The electrons are elementary particles , quantum mechanical entities. There are few measurements we can do on such small entities, and one of them is to measure the scattering amplitude, i.e. what is the probability when an e- "hits" an e- that they scatter off at an angle theta. Probability, not prediction for a single event, but for an accumulation of events. This started to be described mathematically by the scattering matrix back in 1939.
It is immediately connected with an interaction picture, where given a hamiltonian the solutions will show probability distribution of the particles under consideration . If you look into the mathematics and the expansion series this is a laborious process when trying to calculate specific cross sections of nuclear reactions , and specifically for the Manhattan project where Feynman with a lot of top physicists were "conscripted" . Notice there are only inputs and outputs for the scattering matrix, just like the billiard balls.
Feynman had an "aha" moment ( see below) and saw that a representation of the terms of the expansion of the S matrix , starting with the lowest order giving the highest contribution to the probability, would simplify the calculations, if iconic exchanges of the quantum numbers and energy momentum were represented as internal lines , i.e instead of having in the center of mass X, two incoming and two outgoing , one could expand the dot in the middle, which carries the quantum numbers, into the first order exchange, and add as necessary the higher orders as loops exchanging quantum numbers. This cleared the confusion because the accompanying vertex functions had the couplings and the strength in the contribution of each term became clear.
In the case of e- e- scattering the quantum numbers of the dot in X are the ones of a photon and it was dubbed a "virtual photon" exchange for the first order diagram, to make sure there was no confusion with particles . The virtuals in higher order diagrams can be many different lines carrying the quantum numbers of their name, except being off mass shell and under integrations in the limits of the integral.
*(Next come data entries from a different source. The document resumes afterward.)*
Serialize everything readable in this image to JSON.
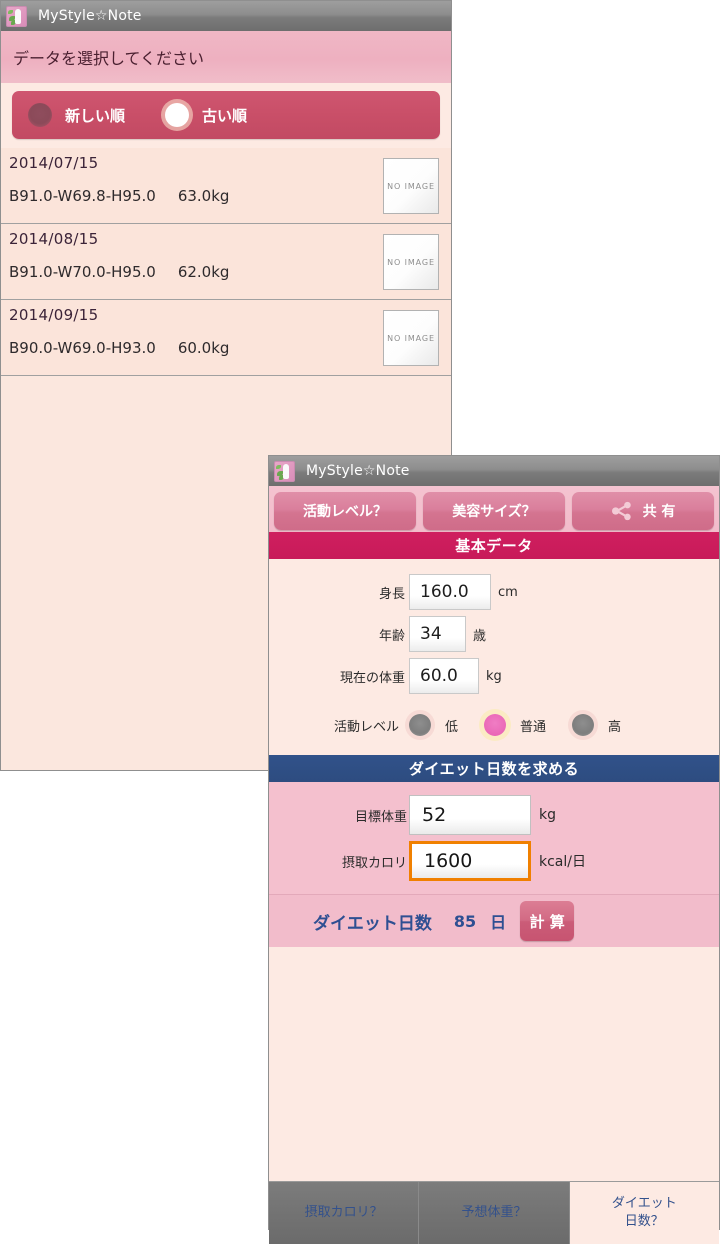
{
  "window1": {
    "title": "MyStyle☆Note",
    "app_icon": "app-logo-icon",
    "prompt": "データを選択してください",
    "sort": {
      "options": [
        {
          "label": "新しい順",
          "selected": false
        },
        {
          "label": "古い順",
          "selected": true
        }
      ]
    },
    "list": {
      "thumb_placeholder": "NO IMAGE",
      "items": [
        {
          "date": "2014/07/15",
          "measurements": "B91.0-W69.8-H95.0",
          "weight": "63.0kg"
        },
        {
          "date": "2014/08/15",
          "measurements": "B91.0-W70.0-H95.0",
          "weight": "62.0kg"
        },
        {
          "date": "2014/09/15",
          "measurements": "B90.0-W69.0-H93.0",
          "weight": "60.0kg"
        }
      ]
    }
  },
  "window2": {
    "title": "MyStyle☆Note",
    "app_icon": "app-logo-icon",
    "toolbar": {
      "activity_level_help": "活動レベル？",
      "beauty_size_help": "美容サイズ？",
      "share_label": "共 有",
      "share_icon": "share-icon"
    },
    "basic_section": {
      "header": "基本データ",
      "fields": [
        {
          "label": "身長",
          "value": "160.0",
          "unit": "cm"
        },
        {
          "label": "年齢",
          "value": "34",
          "unit": "歳"
        },
        {
          "label": "現在の体重",
          "value": "60.0",
          "unit": "kg"
        }
      ],
      "activity": {
        "label": "活動レベル",
        "options": [
          {
            "label": "低",
            "selected": false
          },
          {
            "label": "普通",
            "selected": true
          },
          {
            "label": "高",
            "selected": false
          }
        ]
      }
    },
    "diet_section": {
      "header": "ダイエット日数を求める",
      "target_weight": {
        "label": "目標体重",
        "value": "52",
        "unit": "kg"
      },
      "calories": {
        "label": "摂取カロリ",
        "value": "1600",
        "unit": "kcal/日",
        "focused": true
      },
      "result": {
        "label": "ダイエット日数",
        "value": "85",
        "unit": "日",
        "calc_button": "計 算"
      }
    },
    "tabbar": {
      "tabs": [
        {
          "label": "摂取カロリ？",
          "active": false
        },
        {
          "label": "予想体重？",
          "active": false
        },
        {
          "label_line1": "ダイエット",
          "label_line2": "日数？",
          "active": true
        }
      ]
    }
  },
  "colors": {
    "accent_pink": "#c81a59",
    "accent_blue": "#2d4c80",
    "focus_orange": "#f08000",
    "panel_bg": "#fdeae3",
    "panel_pink": "#f4c0ce"
  }
}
So it is a mathematical construct that brought order into a large number of integrals to be calculated if one wants a specific crossection. There are no emissions, just propagators under integration that are identified with the named particle and will generate a resonance when the energies of scattering are close to the mass of the named particle.
Now repulsion and attraction depend on the potential, as is the case in classical electromagnetism, and the wavefunctions of the attractive potential
solution will be different than the ones for the repulsive.
The aha moment of Feynman:
I have been fortunate to be at a workshop where Feynman was participating,back in the early '80's and he was full of stories, at the informal times of coffee etc. This story is as I remember it:
When he was in the Manhattan project , the calculational jobs for the S matrix were apportioned to several physicists, an early form of parallel computing. Once a week they would get together and present their calculations for the required proccess, compare the results and put them in the report. They needed a week to get through the integrals. Then he had the aha moment. He described it so vividly that I have a picture of him in my memory . He said that he "used to lie on his bed with feet on the wall," and suddenly he saw the complete picture of what we know now as feynman diagrams for the expansion. He immediately took the problem he had been handed and solved it in a day. He told the results to the other who had been given the same problem, and they were amazed that his result was correct even though he had only worked on it for a day and they had worked for a week.
He laughed, and said "I did this a few times before showing them my method!" He was a great teenager even when I met him.
Each charge is a source of a force field acting on the other charges, immediately or with retardation, whatever. It is an experimental fact.
The total field of a charge can be represented as a near field (virtual photons) and the radiated field (real photons).
The real photons are never absorbed, but scattered. The virtual photons are always absorbed, roughly speaking.
In classical theory, there exist a force field. This field changes immediately -- without time delay.
In contrast, QED satisfies the requirements of special relativity. Here, the force is mediated by a particle. In the case of the electro-magnetic force the intermediator are photons. Hence, the classical Coulomb force is a result of photons, which are exchanged.